“Toward a Thriving Human Culture”
A review of
A Landscape Manifesto
by Diana Balmori.
Reviewed by Brent Aldrich.
A Landscape Manifesto
Diana Balmori.
Hardback: Yale UP, 2010.
Buy now: [ Amazon ]
Ecological sustainability needs cities. Not only that, it needs dense, well-designed, diversified cities where human intentionality can place itself within the functionality of the larger climate, watershed and ecosystem.
For many of us, this will require a fundamental paradigm shift about where and how we locate nature – and cities. First of all, human culture must enter the realm of ecology, keeping an eye toward the health of air, water, soils. Diana Balmori’s A Landscape Manifesto moves us in this direction in significant ways, locating cities (human culture) in nature, shifting representations of land to more accurately represent a new ecological conscience, and revisiting old landscape forms, equipping them with new functions. While all of this might sound like too huge of a task to find a place to begin, that is not the case, as Balmori introduces all of these basic ideas first through the lens of The Lawn.
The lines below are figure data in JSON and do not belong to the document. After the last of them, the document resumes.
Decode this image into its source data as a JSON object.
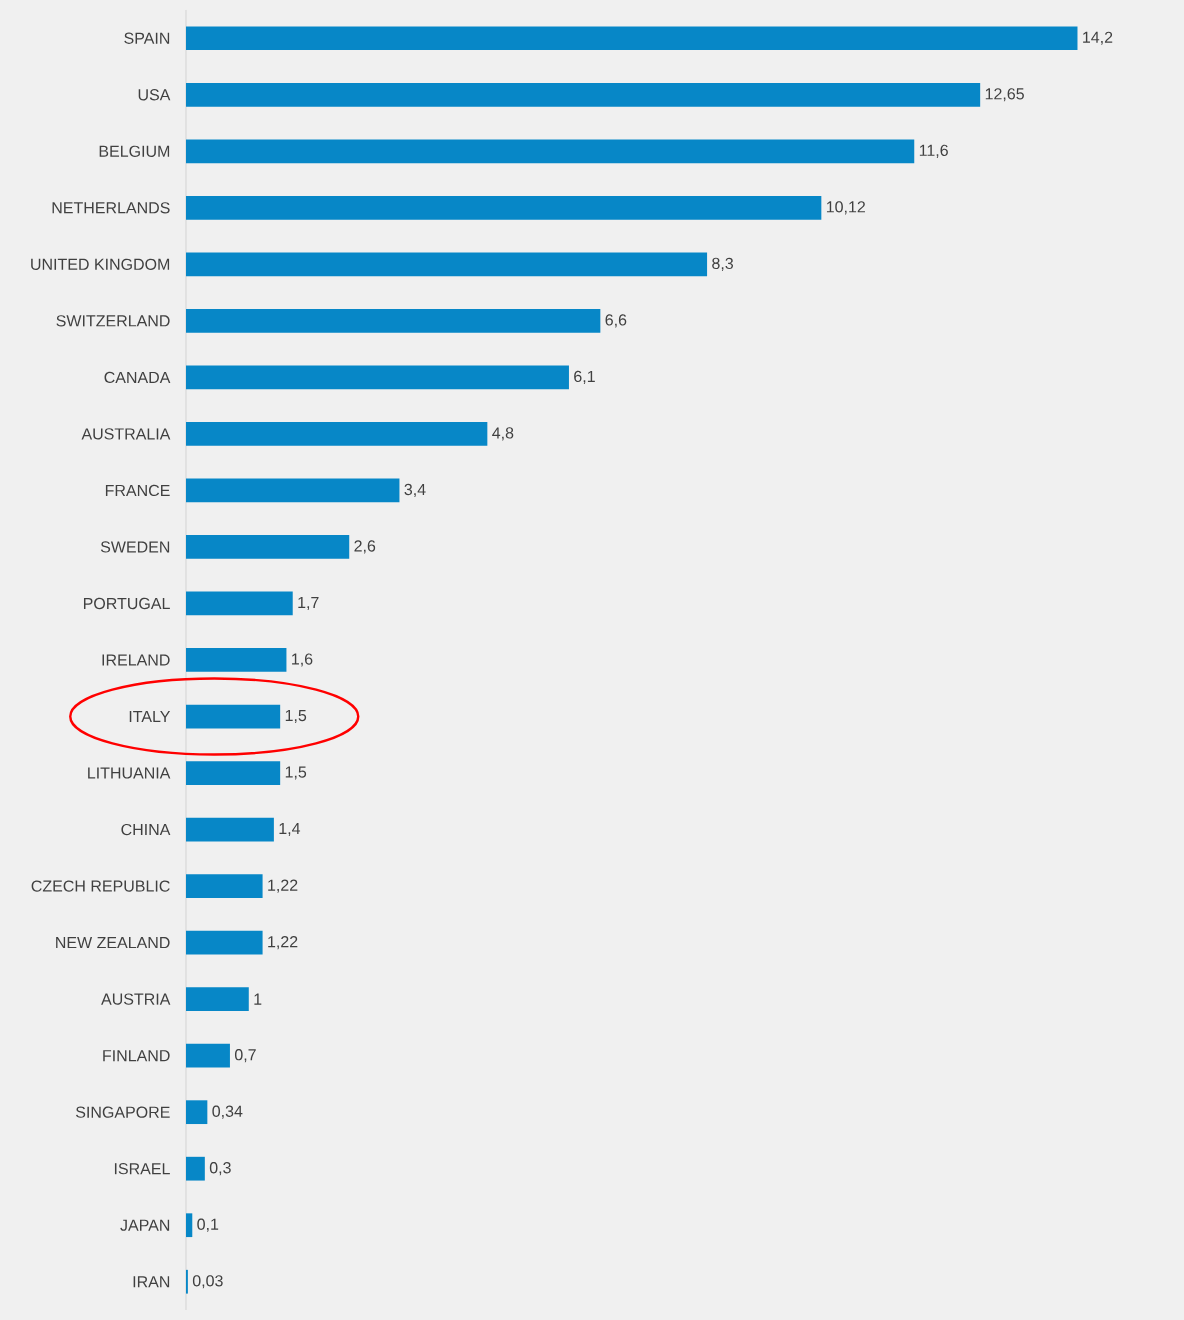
{
  "chart_data": {
    "type": "bar",
    "orientation": "horizontal",
    "color": "#0787c7",
    "categories": [
      "SPAIN",
      "USA",
      "BELGIUM",
      "NETHERLANDS",
      "UNITED KINGDOM",
      "SWITZERLAND",
      "CANADA",
      "AUSTRALIA",
      "FRANCE",
      "SWEDEN",
      "PORTUGAL",
      "IRELAND",
      "ITALY",
      "LITHUANIA",
      "CHINA",
      "CZECH REPUBLIC",
      "NEW ZEALAND",
      "AUSTRIA",
      "FINLAND",
      "SINGAPORE",
      "ISRAEL",
      "JAPAN",
      "IRAN"
    ],
    "values": [
      14.2,
      12.65,
      11.6,
      10.12,
      8.3,
      6.6,
      6.1,
      4.8,
      3.4,
      2.6,
      1.7,
      1.6,
      1.5,
      1.5,
      1.4,
      1.22,
      1.22,
      1,
      0.7,
      0.34,
      0.3,
      0.1,
      0.03
    ],
    "value_labels": [
      "14,2",
      "12,65",
      "11,6",
      "10,12",
      "8,3",
      "6,6",
      "6,1",
      "4,8",
      "3,4",
      "2,6",
      "1,7",
      "1,6",
      "1,5",
      "1,5",
      "1,4",
      "1,22",
      "1,22",
      "1",
      "0,7",
      "0,34",
      "0,3",
      "0,1",
      "0,03"
    ],
    "tick_labels": "y"
  }
}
In an earlier book, Redesigning the American Lawn, Balmori writes (along with her co-authors), “Understanding the dynamics of lawn ecology may bring to a human scale the meaning of ecological sustainability.” She picks up this theme in A Landscape Manifesto, reviewing characteristics of the old model, the Industrial Lawn: in the US, it covers 31 million acres, “the nation’s largest single crop;” it is dependent on fossil energy, water, and chemicals to survive; “yard waste is the second-largest component of the waste stream.” The familiarity of practices of maintaining a lawn situate it on a scale in which action is possible; in Redesigning the American Lawn, the authors introduce the Freedom Lawn, which keeps much of the lawn form, but introduces species diversity, composting in-place, using available water and solar resources; yet another approach is exemplified in Fritz Haeg’s Edible Estates project, replacing front lawns completely with edible landscapes.